I made this for a big Middle Eastern themed lunch my family had to celebrate the three generations of mothers in the family on Mothers Day.
This is my mothers day lunch plate. Clockwise from the top: Couscous with vegetables made by my mum, chickpea, tomato and cucumber salad made by my niece, quinoa with almonds, pumpkin seeds, currants, lentils, pomegranate seeds and rocket made by another niece, my imam bayildi, and a baked sweet potato with chickpea stew made by my son and daughter in law. Everyone made lots of vegan food, even though I am the only vegan and one of my nieces is vegetarian. My sister even made me a special vegan dessert. 🙂
- 4 long, purple eggplants (not the really fat ones and not the completely skinny ones)
- ¾ cup olive oil (quite probably more)
- 6 cloves of garlic, peeled and crushed
- 2 large onions halved and sliced thinly
- 2 red peppers, sliced thinly
- 1 can of diced tomato or equivalent fresh.
- a big handful of chopped fresh Italian parsley
- 1 cup tomato puree
- Halve the eggplants lengthwise and peel some strips of peel off so they are striped.
- Score the flesh in a crossed pattern, make sure not to cut through the skin.
- Put the eggplants into a steamer cross hatch side down cook for a few minutes to soften the pulp a bit This also works in a microwave. This step makes the pulp easier to remove and lessens the amount of oil the eggplants will absorb.
- Remove the pulp with a spoon leaving a ½ cm thick skin.

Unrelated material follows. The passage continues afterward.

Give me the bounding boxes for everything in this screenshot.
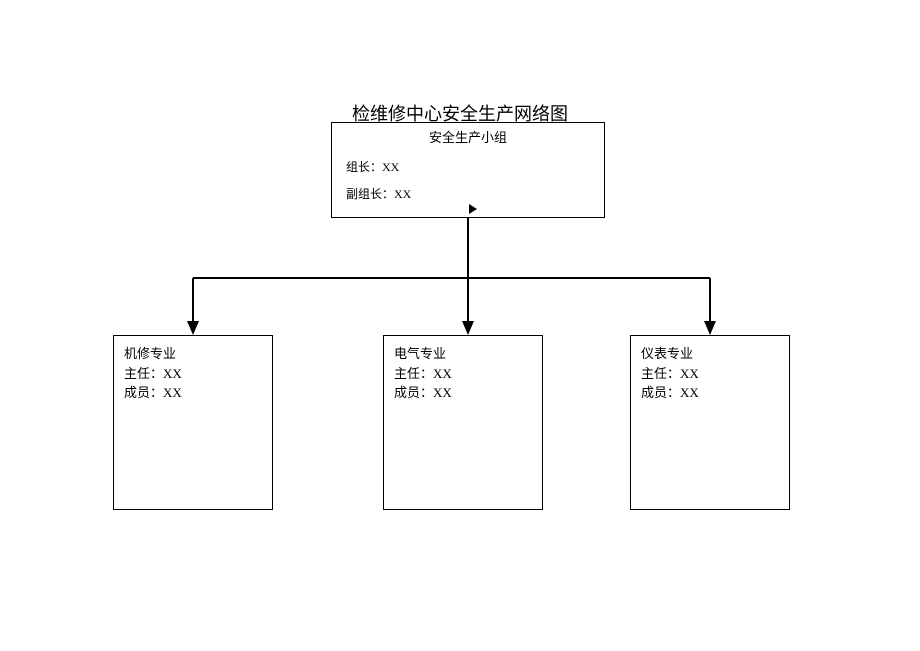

- Heat ½ cup of oil in a large frying pan and fry the eggplants both side until golden and soft.
- Remove the eggplants from the pan and place in a single layer in a baking pan.
- Sprinkle with a small amount of salt.
- Fry the eggplant pulp until soft and golden brown. Remove from the pan.
- Add the remaining oil to the pan and fry the onions, garlic and peppers until soft and translucent. Add the tomatoes, parsley, and cooked eggplant pulp and salt to taste.
- Spoon the filling into the eggplant halves, pour the tomato puree into the baking pan and cover with foil and bake in a 200 degree C oven for 1 hour,
- Remove the foil. If the tomato puree has dried out add some water.
- Baste with the tomato liquid if the eggplant or filling looks like it is drying out and bake uncovered for another 30 minutes or until the liquid reduces to a syrup and they are utterly soft. If in any doubt, cook for longer.